Aliás, se passaram relativamente despercebidas à generalidade dos nossos comentadores, elas foram imediatamente percebidas, valorizadas e politicamente exploradas no estrangeiro, onde estão em destaque nas agências noticiosas e sites internacionais, tendo sido ampliadas — ampliação que o próprio Marcelo sugeriu — para abarcar não apenas a relação de Portugal com o Brasil, mas todo o envolvimento português na escravatura. A cadeia Al Jazeera, por exemplo, noticia que Marcelo Rebelo de Sousa é o primeiro líder português a pedir desculpa pelo papel central que os portugueses tiveram no tráfico transatlântico de escravos, e a reconhecer que o país devia assumir responsabilidades por esse facto. No Brasil, como era expectável, Silvio Almeida, o actual ministro brasileiro dos Direitos Humanos e da Cidadania, rejubilou com as declarações do nosso PR. Considerou que Marcelo tinha dado “um passo extremamente positivo” e sublinhou, como se este assunto fosse alheio aos antigos brasileiros, e como se eles tivessem sido vítimas passivas das vontades do colonizador, que o Brasil continua a sofrer “os reflexos de uma herança da escravidão”.
Entre nós os activistas reagiram logo. A luso-moçambicana Paula Cardoso, fundadora da rede digital Afrolink, apreciou o simbolismo das palavras de Marcelo, mas lamentou que não tivessem sido acompanhadas por “medidas e compromissos” concretos. E Cristina Roldão veio, com o seu radicalismo habitual, zurzir o PR pelo que disse e pelo que não disse, por ter ficado aquém do que os activistas exigem, e por se ter atrevido a falar nas coisas boas que os portugueses também haviam feito, como se quisesse equilibrar o deve e o haver, e esquecendo que elas haviam sido feitas “pela bala, estupro e catequização jesuíta”.
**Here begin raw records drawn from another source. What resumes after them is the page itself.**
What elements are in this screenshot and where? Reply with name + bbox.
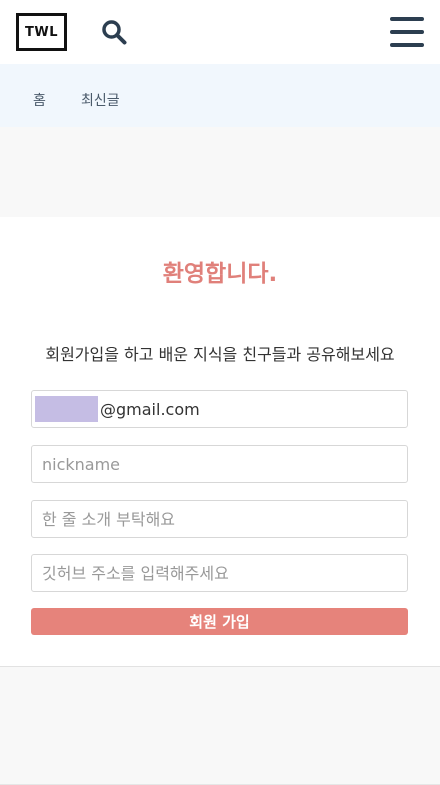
search-icon <box>102 20 127 45</box>
signup-intro-text: 회원가입을 하고 배운 지식을 친구들과 공유해보세요 <box>45 345 395 364</box>
nickname-input[interactable] <box>31 445 408 483</box>
email-domain: @gmail.com <box>100 399 200 419</box>
nav-item-home[interactable]: 홈 <box>33 90 46 110</box>
hamburger-menu-icon-bar <box>390 30 424 34</box>
menu-button[interactable] <box>390 17 424 47</box>
hamburger-menu-icon <box>390 17 424 21</box>
nav-bar: 홈 최신글 <box>0 64 440 127</box>
email-field[interactable]: @gmail.com <box>31 390 408 428</box>
bio-input[interactable] <box>31 500 408 538</box>
nav-item-latest[interactable]: 최신글 <box>81 90 120 110</box>
signup-card: 환영합니다. 회원가입을 하고 배운 지식을 친구들과 공유해보세요 @gmai… <box>0 217 440 667</box>
github-url-input[interactable] <box>31 554 408 592</box>
logo[interactable]: TWL <box>16 13 67 51</box>
signup-submit-button[interactable]: 회원 가입 <box>31 608 408 635</box>
search-button[interactable] <box>99 17 129 47</box>
top-header: TWL <box>0 0 440 64</box>
email-redaction <box>35 396 98 422</box>
hamburger-menu-icon-bar <box>390 43 424 47</box>
welcome-title: 환영합니다. <box>162 261 278 287</box>
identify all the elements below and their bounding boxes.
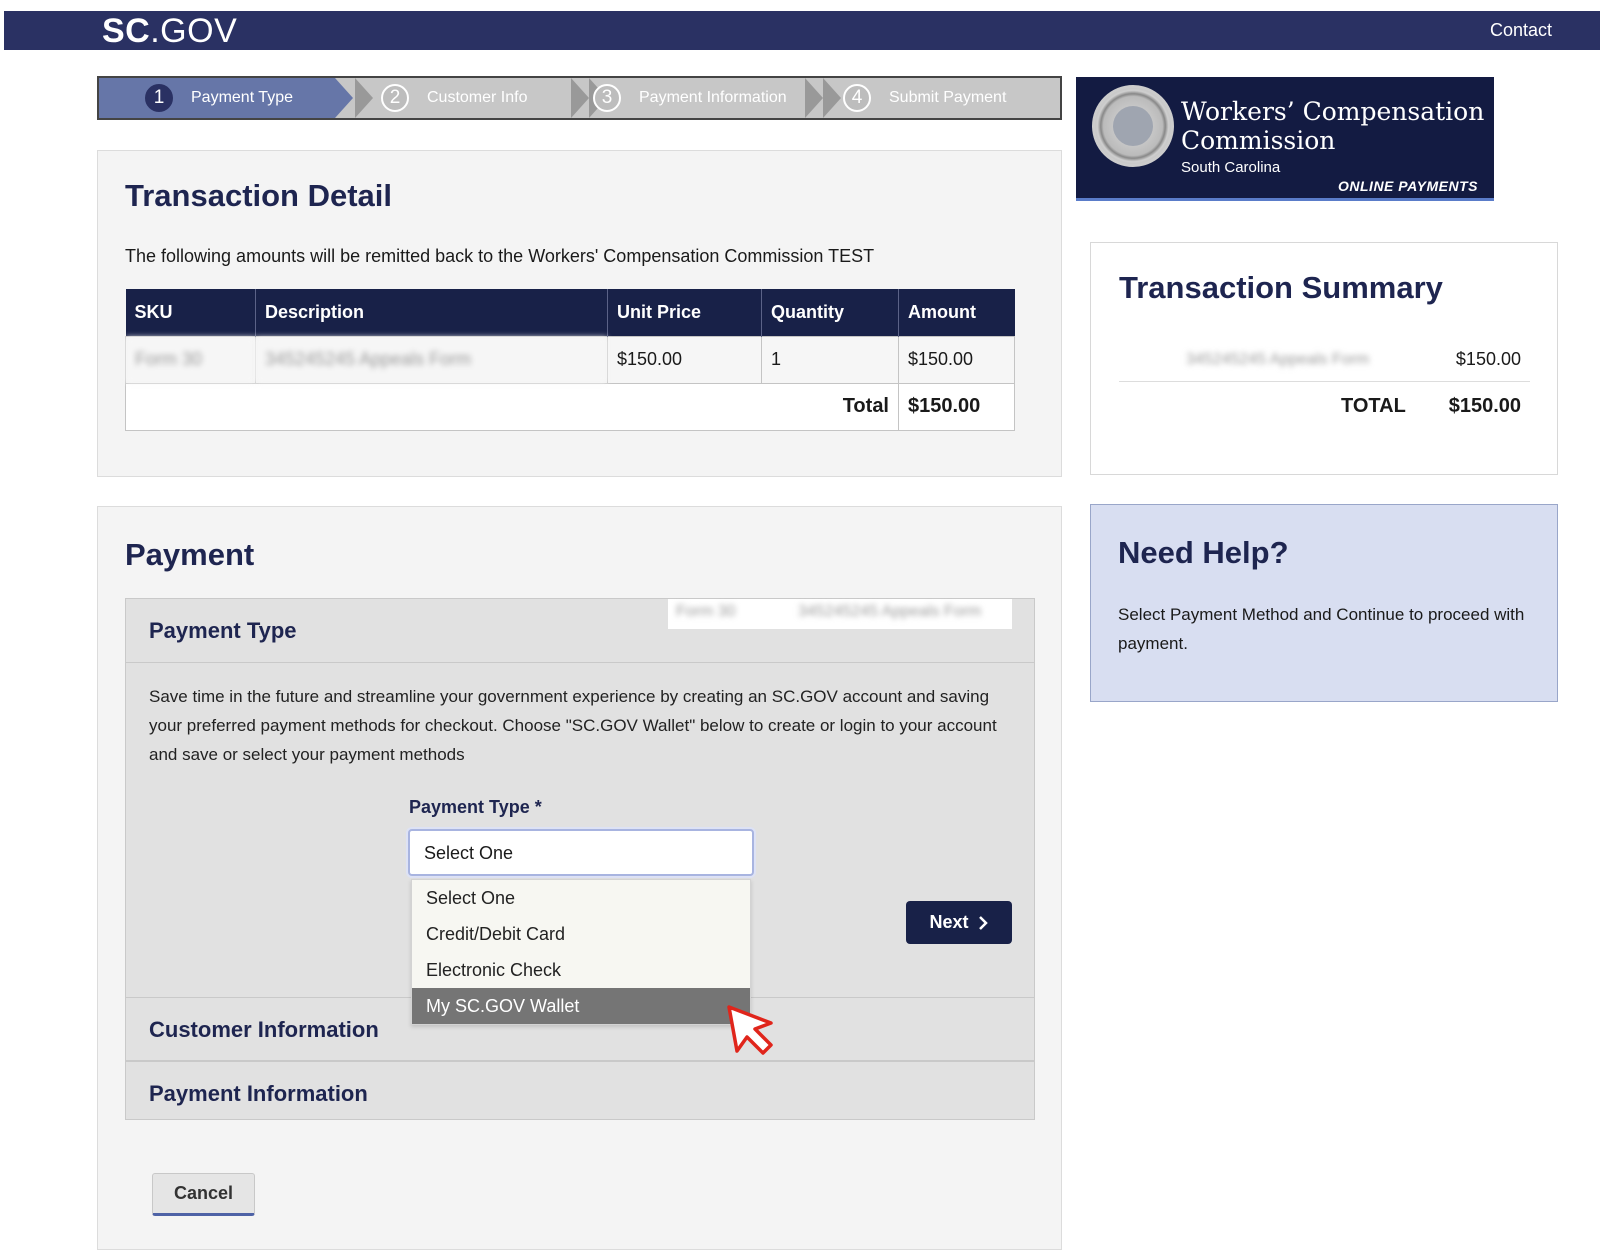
step-label: Customer Info: [427, 89, 528, 106]
summary-item-amount: $150.00: [1455, 349, 1521, 369]
cell-sku: Form 30: [125, 335, 256, 384]
section-title: Payment Information: [149, 1081, 368, 1106]
option-select-one[interactable]: Select One: [412, 880, 750, 916]
summary-total-label: TOTAL: [1341, 395, 1406, 417]
col-header-description: Description: [255, 289, 608, 336]
step-payment-type[interactable]: 1 Payment Type: [145, 78, 293, 118]
need-help-panel: Need Help? Select Payment Method and Con…: [1090, 504, 1558, 702]
top-nav-bar: SC.GOV Contact: [4, 11, 1600, 50]
total-row: Total $150.00: [125, 382, 1015, 431]
col-header-amount: Amount: [898, 289, 1015, 336]
scgov-logo[interactable]: SC.GOV: [102, 13, 237, 49]
next-button[interactable]: Next: [906, 901, 1012, 944]
transaction-detail-panel: Transaction Detail The following amounts…: [97, 150, 1062, 477]
transaction-summary-title: Transaction Summary: [1119, 270, 1443, 305]
total-label: Total: [125, 382, 899, 431]
step-label: Submit Payment: [889, 89, 1007, 106]
payment-accordion: Payment Type Form 30 345245245 Appeals F…: [125, 598, 1035, 1120]
col-header-unit-price: Unit Price: [607, 289, 762, 336]
payment-type-select[interactable]: Select One: [408, 829, 754, 876]
step-customer-info[interactable]: 2 Customer Info: [381, 78, 527, 118]
cancel-button[interactable]: Cancel: [152, 1173, 255, 1216]
blurred-overlay: Form 30 345245245 Appeals Form: [668, 599, 1012, 629]
step-number: 4: [843, 84, 871, 112]
step-payment-information[interactable]: 3 Payment Information: [593, 78, 787, 118]
col-header-quantity: Quantity: [761, 289, 899, 336]
wallet-info-text: Save time in the future and streamline y…: [149, 687, 997, 764]
summary-total-value: $150.00: [1448, 395, 1521, 417]
cell-amount: $150.00: [898, 335, 1015, 384]
payment-type-label: Payment Type *: [409, 797, 542, 817]
col-header-sku: SKU: [125, 289, 256, 336]
need-help-text: Select Payment Method and Continue to pr…: [1118, 605, 1525, 653]
accordion-payment-information-header[interactable]: Payment Information: [126, 1061, 1034, 1125]
cell-description: 345245245 Appeals Form: [255, 335, 608, 384]
divider: [1119, 381, 1530, 382]
transaction-detail-description: The following amounts will be remitted b…: [125, 246, 875, 266]
payment-type-dropdown: Select One Credit/Debit Card Electronic …: [411, 879, 751, 1025]
cell-quantity: 1: [761, 335, 899, 384]
transaction-summary-panel: Transaction Summary 345245245 Appeals Fo…: [1090, 242, 1558, 475]
total-value: $150.00: [898, 382, 1015, 431]
need-help-title: Need Help?: [1118, 535, 1289, 570]
option-electronic-check[interactable]: Electronic Check: [412, 952, 750, 988]
state-seal-icon: [1092, 85, 1174, 167]
section-title: Customer Information: [149, 1017, 379, 1042]
step-number: 2: [381, 84, 409, 112]
section-title: Payment Type: [149, 618, 297, 643]
checkout-stepper: 1 Payment Type 2 Customer Info 3 Payment…: [97, 76, 1062, 120]
option-credit-debit-card[interactable]: Credit/Debit Card: [412, 916, 750, 952]
wcc-brand-logo: Workers’ Compensation Commission South Ca…: [1076, 77, 1494, 201]
step-label: Payment Type: [191, 89, 293, 106]
payment-title: Payment: [125, 537, 255, 572]
table-row: Form 30 345245245 Appeals Form $150.00 1…: [125, 335, 1015, 384]
contact-link[interactable]: Contact: [1490, 20, 1552, 41]
transaction-items-table: SKU Description Unit Price Quantity Amou…: [125, 289, 1015, 431]
mouse-pointer-icon: [727, 1005, 773, 1055]
cell-unit-price: $150.00: [607, 335, 762, 384]
option-sc-gov-wallet[interactable]: My SC.GOV Wallet: [412, 988, 750, 1024]
summary-item-name: 345245245 Appeals Form: [1186, 351, 1370, 368]
transaction-detail-title: Transaction Detail: [125, 178, 393, 213]
chevron-right-icon: [978, 915, 988, 930]
step-number: 1: [145, 84, 173, 112]
step-submit-payment[interactable]: 4 Submit Payment: [843, 78, 1006, 118]
step-label: Payment Information: [639, 89, 787, 106]
step-number: 3: [593, 84, 621, 112]
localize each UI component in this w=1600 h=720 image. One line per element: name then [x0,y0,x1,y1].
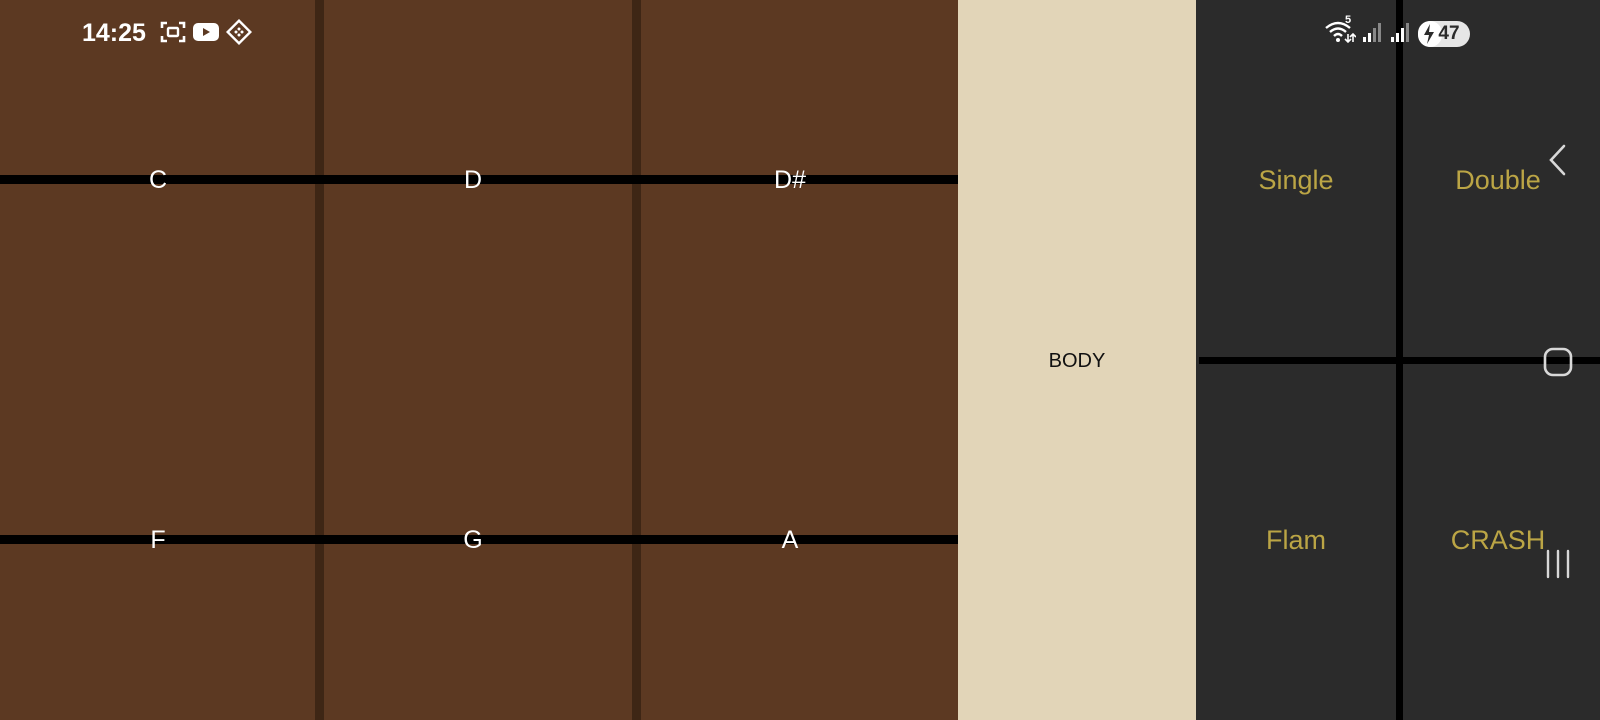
status-icons-right: 5 47 [1324,14,1470,49]
screenshot-icon [160,20,186,49]
fret-bar-1 [315,0,324,720]
signal-icon-2 [1390,21,1412,48]
wifi-label: 5 [1345,13,1352,26]
recents-icon[interactable] [1538,544,1578,584]
battery-bolt-icon [1424,24,1434,44]
note-f-button[interactable]: F [118,525,198,555]
note-d-button[interactable]: D [433,165,513,195]
note-a-button[interactable]: A [750,525,830,555]
note-g-button[interactable]: G [433,525,513,555]
flam-pad-button[interactable]: Flam [1196,524,1396,556]
status-time: 14:25 [82,19,146,47]
status-icons-left [160,18,253,50]
body-label: BODY [1048,350,1106,372]
note-c-button[interactable]: C [118,165,198,195]
wifi-icon: 5 [1324,14,1357,49]
note-d-sharp-button[interactable]: D# [750,165,830,195]
youtube-icon [192,21,220,48]
signal-icon [1362,21,1384,48]
app-icon [225,18,253,50]
body-pad[interactable]: BODY [958,0,1196,720]
home-icon[interactable] [1538,342,1578,382]
fretboard[interactable]: C D D# F G A [0,0,958,720]
fret-bar-2 [632,0,641,720]
back-icon[interactable] [1538,140,1578,180]
battery-indicator: 47 [1418,21,1470,47]
single-pad-button[interactable]: Single [1196,164,1396,196]
battery-level: 47 [1438,23,1460,44]
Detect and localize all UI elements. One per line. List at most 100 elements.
Veremos o que o futuro nos reserva nesta área, mas, em pezinhos de lã e com toda a bonomia do mundo, no passado dia 25 de Abril de 2023 Portugal pode ter dado um tiro no próprio pé. Em Abril de 2017, de visita ao Senegal, Marcelo Rebelo de Sousa não atendeu às sugestões para que pedisse formalmente desculpa pelo envolvimento de Portugal na escravatura de africanos. O que fez foi lamentar a violência e iniquidade dessas práticas, mas recordou, também, que o nosso país abolira a escravatura no território metropolitano, em meados do século XVIII, se bem que só no século XIX tivesse alargado essa abolição aos territórios coloniais. Acrescentou que, ao fazê-lo, o país tinha reconhecido o que houvera de injusto e de condenável no “comportamento anterior”. Essas suas declarações foram muitíssimo criticadas pela esquerda woke, mas, do meu ponto de vista, foram adequadas e elogiei-o por isso num artigo intitulado Marcelo e a escravatura: 20 valores. Agora, no discurso que fez na Assembleia da República, o PR pediu desculpa ao Brasil pela escravatura — e, por analogia e extensão, a todas as outras antigas colónias ou províncias ultramarinas portuguesas — e decidiu assumir responsabilidades pela sua existência. Não sei o que o terá feito mudar de opinião, mas esteve mal. Esta sua nova posição é seguidista, historicamente absurda e, temo-o, politicamente desastrada. Não posso, por isso, deixar de reprová-lo.